The Chinese quickly established themselves in the Gold Country, building Chinatowns in all the gold centers in the Sierra foothills, and later expanding their reach into the Trinity Mountains in Weaverville. Free to travel and settle in any part of the state, they took full advantage of their new found freedom. In their home country, bound by tradition and unchanging land ownership, where families had lived in the same location for hundreds of years, they encountered a land that was unsettled and unpopulated, open to being developed by anyone that had the ability and time. It was like entering a land of unlimited possibilities.

In the first two decades of living in California, the Chinese built over 30 Chinatowns. In those days, more than 90% of the Chinese lived in these small town Chinatowns. The San Francisco Chinatown would not attain its prominence until later.

The Chinese introduced Buddhism and Taoism to North America. In every Chinatown they built a temple where their gods could be worshipped and at the same time reminding European Americans that there are many gods in this world.

The spread of Chinese culture in California grew as the new Chinese pioneers opened Chop Suey or “fusion” restaurants featuring Chinese and American dishes throughout the state. Food was the first contact that many European Americans had to Asian culture.

They made a place for themselves in the California economy. They started the fishing industry and did most of the work to start the agricultural industry. In urban occupations, cigar making, woolen mills, salmon packing, boot making, and domestic work, they either were a major presence or dominated those industries. Railroad work was another area in which they excelled. During this period the Chinese constituted twenty five percent of the total California work force.

For a time, the Chinese thought they had found the Promised Land as they were no longer oppressed by Manchu officials and were able to work to their full potential. It was during this period that President Lincoln freed the slaves. America the Chinese felt was indeed a great country worthy of their loyalty. Democracy was an idea that they felt comfortable with. Perhaps they could not vote now, but soon, in the not too distant future, the ideas the Lincoln expressed, a nation, of the people, by the people, and for the people would apply to them also.

From 1850 to 1870, California was an exceptional place. In the mountains there was gold; in the valleys, a bountiful agricultural wonderland was being born. The magnificent Pacific seacoast held the abundant treasures of a virtually untapped source of wealth. The riches produced by the gold, agricultural, and sea products were bringing forth a new society.

Not only was there physical wealthy, but there was individual freedom. The issue of whether California would enter the union as a “free” state or a “slave” state had been newly decided. California would be free.

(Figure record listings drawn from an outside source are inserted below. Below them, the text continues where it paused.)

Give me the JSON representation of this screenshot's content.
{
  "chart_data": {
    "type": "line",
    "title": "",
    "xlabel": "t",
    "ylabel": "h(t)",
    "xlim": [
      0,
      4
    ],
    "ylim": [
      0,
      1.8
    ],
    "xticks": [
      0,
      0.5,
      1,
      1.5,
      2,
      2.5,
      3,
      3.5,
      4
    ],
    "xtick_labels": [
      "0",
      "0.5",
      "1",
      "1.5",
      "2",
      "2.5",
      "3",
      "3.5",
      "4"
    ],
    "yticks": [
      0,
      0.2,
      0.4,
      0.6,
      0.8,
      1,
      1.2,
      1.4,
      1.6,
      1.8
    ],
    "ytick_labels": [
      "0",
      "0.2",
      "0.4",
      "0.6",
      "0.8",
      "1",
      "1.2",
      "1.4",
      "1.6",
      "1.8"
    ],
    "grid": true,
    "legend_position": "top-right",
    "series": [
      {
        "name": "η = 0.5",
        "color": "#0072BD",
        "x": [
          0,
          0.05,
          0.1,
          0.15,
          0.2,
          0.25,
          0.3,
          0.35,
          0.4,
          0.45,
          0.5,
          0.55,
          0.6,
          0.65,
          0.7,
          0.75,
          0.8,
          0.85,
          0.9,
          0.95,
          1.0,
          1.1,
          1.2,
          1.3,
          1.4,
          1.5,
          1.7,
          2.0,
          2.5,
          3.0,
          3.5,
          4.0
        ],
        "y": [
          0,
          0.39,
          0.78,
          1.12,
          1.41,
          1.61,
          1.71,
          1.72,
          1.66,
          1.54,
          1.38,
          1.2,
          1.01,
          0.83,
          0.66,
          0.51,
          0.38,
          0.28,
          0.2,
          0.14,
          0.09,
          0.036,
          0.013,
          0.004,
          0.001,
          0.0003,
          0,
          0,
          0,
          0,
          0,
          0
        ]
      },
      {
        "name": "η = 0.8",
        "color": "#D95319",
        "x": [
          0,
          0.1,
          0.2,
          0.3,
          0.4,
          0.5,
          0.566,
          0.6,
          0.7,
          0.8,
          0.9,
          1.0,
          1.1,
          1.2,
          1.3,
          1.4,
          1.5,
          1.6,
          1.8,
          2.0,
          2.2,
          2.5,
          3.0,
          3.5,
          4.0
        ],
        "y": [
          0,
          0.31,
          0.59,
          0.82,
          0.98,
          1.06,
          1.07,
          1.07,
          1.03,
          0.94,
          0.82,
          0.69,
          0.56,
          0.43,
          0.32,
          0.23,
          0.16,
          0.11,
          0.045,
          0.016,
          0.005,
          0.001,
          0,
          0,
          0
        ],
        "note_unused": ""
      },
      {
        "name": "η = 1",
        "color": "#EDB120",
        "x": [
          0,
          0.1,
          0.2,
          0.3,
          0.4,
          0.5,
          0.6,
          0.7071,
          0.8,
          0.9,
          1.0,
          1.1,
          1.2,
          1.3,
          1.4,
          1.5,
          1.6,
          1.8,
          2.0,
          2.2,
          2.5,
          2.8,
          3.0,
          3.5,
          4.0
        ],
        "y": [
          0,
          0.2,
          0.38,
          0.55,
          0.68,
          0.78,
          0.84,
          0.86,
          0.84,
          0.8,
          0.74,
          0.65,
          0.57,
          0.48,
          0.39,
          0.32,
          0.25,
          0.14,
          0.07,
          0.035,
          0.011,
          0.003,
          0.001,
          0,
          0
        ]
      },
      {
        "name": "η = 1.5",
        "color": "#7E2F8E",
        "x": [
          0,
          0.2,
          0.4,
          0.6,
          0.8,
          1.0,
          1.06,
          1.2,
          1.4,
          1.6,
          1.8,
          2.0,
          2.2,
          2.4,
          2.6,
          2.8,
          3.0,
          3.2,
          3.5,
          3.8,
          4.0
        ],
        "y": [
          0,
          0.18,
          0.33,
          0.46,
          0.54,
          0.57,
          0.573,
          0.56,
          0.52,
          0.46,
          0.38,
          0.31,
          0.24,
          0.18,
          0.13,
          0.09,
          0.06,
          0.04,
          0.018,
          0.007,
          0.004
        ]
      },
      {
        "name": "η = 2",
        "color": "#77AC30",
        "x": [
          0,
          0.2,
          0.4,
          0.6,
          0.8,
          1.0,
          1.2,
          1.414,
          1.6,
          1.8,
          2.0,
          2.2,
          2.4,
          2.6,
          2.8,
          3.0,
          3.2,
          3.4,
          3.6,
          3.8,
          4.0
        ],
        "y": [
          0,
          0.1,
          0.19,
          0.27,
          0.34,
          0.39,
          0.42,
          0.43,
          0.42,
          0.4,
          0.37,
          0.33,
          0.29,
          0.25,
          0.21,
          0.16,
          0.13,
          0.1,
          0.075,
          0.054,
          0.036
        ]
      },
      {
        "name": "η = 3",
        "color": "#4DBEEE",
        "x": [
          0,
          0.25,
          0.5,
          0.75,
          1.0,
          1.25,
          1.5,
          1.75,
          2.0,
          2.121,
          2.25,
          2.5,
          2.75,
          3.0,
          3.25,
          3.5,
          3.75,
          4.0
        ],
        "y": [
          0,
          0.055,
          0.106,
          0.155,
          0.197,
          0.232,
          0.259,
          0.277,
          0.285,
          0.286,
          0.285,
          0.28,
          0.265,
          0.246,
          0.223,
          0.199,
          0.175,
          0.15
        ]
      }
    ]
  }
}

With an abundance of natural resources to develop, the growth of its cities financed by the seemingly unlimited supply of gold, a strong economy where everyone who wanted to work had a job, California for those brief twenty years, was a special place. That sense of “specialness” was further accentuated by the fact that everyone who immigrated to California during those years, had to work hard to get here. Everyone shared a “pioneer” spirit and a common goal of building the foundations of what would later be known as the “Golden State”.

During that golden age, California was more like an independent kingdom than part of the United States. Cut off from the other states by high mountains and the Great Plains, California was free to develop a new society. But that was soon to change. A wave of new immigrants would hit the state bringing the ills of the old world. The idyllic lifestyle that the early Californians developed would soon disappear.